Ms Graley disagreed with counsel assisting IBAC, Michael Tovey, that she was “enmeshed” with Mr Woodman.

She said Mr Woodman and Mr Staindl tended to “over-blow and overexaggerate things”.

“I certainly don’t see myself in the way that … language may paint me.

“I certainly never, never detoured from the fact that I was acting in good faith and on behalf of the community.”

She said she never thought Mr Staindl or Mr Woodman were seeking to use her in some way.

“I was never that influential.”

In 2015, Ms Graley was in monthly contact with Woodman’s lobbyist Mr Staindl in 2015. She says they spoke about C219 as well as generally on politics, sport and travel.

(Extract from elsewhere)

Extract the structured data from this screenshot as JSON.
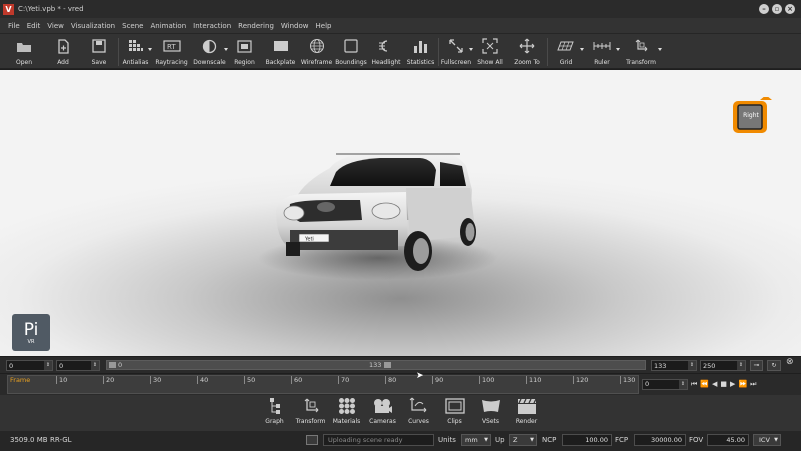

Ms Graley said Mr Staindl and she “weren’t friends” nor working hand in hand on C219. “He kept me informed”.

She didn’t understand she was being “cultivated” as part of Mr Woodman’s “sphere of influence” at the time.

Nor did she regard Mr Woodman as a friend.

She caught up for lunch with Mr Woodman and Mr Staindl “three times at most” over 12 years. There were occasional catch-ups over cups of tea in cafes.

“The fact was that we really did enjoy catching up with each other because we had common interests and we enjoyed having a laugh and a chat with each other.”

Mr Woodman told the inquiry in 2019 he’d been funding Ms Graley’s political campaigning but denied she lobbied for the rezoning out of a “sense of obligation” to him.

Ms Graley had been a “friend” going back to her time as a Mornington Peninsula Shire councillor, one of the “main instigators” of Mr Woodman’s Martha Cove project, he said.

And she had the “ability to speak directly to the Minister for Planning”.

Ms Graley told the inquiry that she didn’t have contact with Mr Woodman during her six years on Mornington Peninsula council, including a year as mayor.

She just “saw him” “across the table” at council meetings when he was a planning-permit applicant in 2004-’05.

In an email in 2015, Mr Woodman named Ms Graley as part of the “Fab Four”, the inquiry heard.

He wrote to Mr Staindl about the need to conduct a C219 briefing with the ‘Fab Four’ including then-Cranbourne MP Jude Perera, former shadow planning minister Brian Tee and Keysborough MP Martin Pakula.

A year earlier, Ms Graley, Mr Pakula and Mr Perera’s state election campaigns shared a $30,000 donation from a joint fundraiser staged by Mr Woodman at Crown Casino.

“I never spoke to Mr Pakula about this issue,” Ms Graley told IBAC on 25 November.

“If I got $10,000 for that it was probably at the larger end of donations that I ever received.

“But, you know, I didn’t organise that.”